While the overall numbers of new patients entering the system would suggest that nephrologists did not deviate from historical prescriptions despite an upcoming pandemic, other variables are a factor in the analysis. Indeed, physicians did suggest and encourage patients to dialyze at home to prevent a possible exposure to COVID-19. The issue did not settle with the prescription, but rather the support in the home setting . Since patients are truly on their own, but need someone to assist in the treatment, many patients simply returned to in-center dialysis due to lack of support or an uneasiness of conducting peritoneal or home hemodialysis outside of a clinic. As a result, numbers reflected are not a complete accounting of what physicians were prescribing. Rather, the shifting patients from one modality to another presents a clearer picture of how the treatment regime is either a benefit or hinderance to a patient. Even the best of intentions may fail without the proper patient treatment environment.
It had always been thought that the reason why home therapies were lagging in patient numbers was a lack of support from the nephrology community. This is partially true with medical training for home therapies relatively limited for young nephrologists. However, if home therapies are an important component to the patient population, more effort needs to be concentrated on both the nephrologist as well as the support network required by every patient.
It is not an understatement that home therapies have been lacking in the United States over the past forty years. While the technology has improved significantly during this timeframe making machines more user friendly, what is lacking is a basic understanding of the patient and their respective environment. Of all times to be tested, a global pandemic, the treatment option was available, but without the support, failed to protect both the patient and diminish the spread of the disease within the renal community.

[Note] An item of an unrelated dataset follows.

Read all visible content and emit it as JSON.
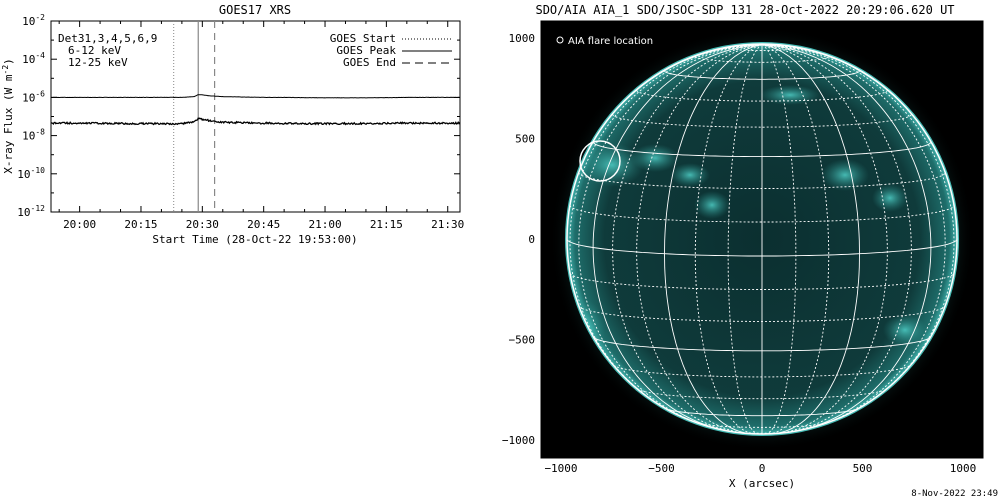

Reports on an annual basis often quote significant increases in home therapies, but these are small number of patients divided into a small patient base. Overall, peritoneal and home hemo still remain a very small percentage of the total renal population hovering at the same levels for more than three decades. Medicare in controlling the cost of dialysis patients must do so through prevention. For home hemodialysis and peritoneal dialysis to work, support needs to be provided to ensure both patient safety and keeping the option available to renal patients. Transplant recipients, also need support for those that can no longer afford their immunosuppressive drugs resulting into transplant failure requiring in-center treatment after an expensive transplant procedure had been conducted.
Lastly, an evaluation into the entire industry needs to be conducted given the pure size of the two controlling entities providing treatments. Does the oligopoly benefit patients for the cost paid by taxpayers? Given the benefits that patients may receive under an underutilized home therapy be controlled by two companies when some small providers have fully used these treatment modalities.
As a challenging time has thrown the globe into a crisis situation with the treatment of patients, the one upside is that these issues have come to the surface and require immediate attention to keep quality high and prevent patients from undergoing this life saving treatment if it can certainly be delayed.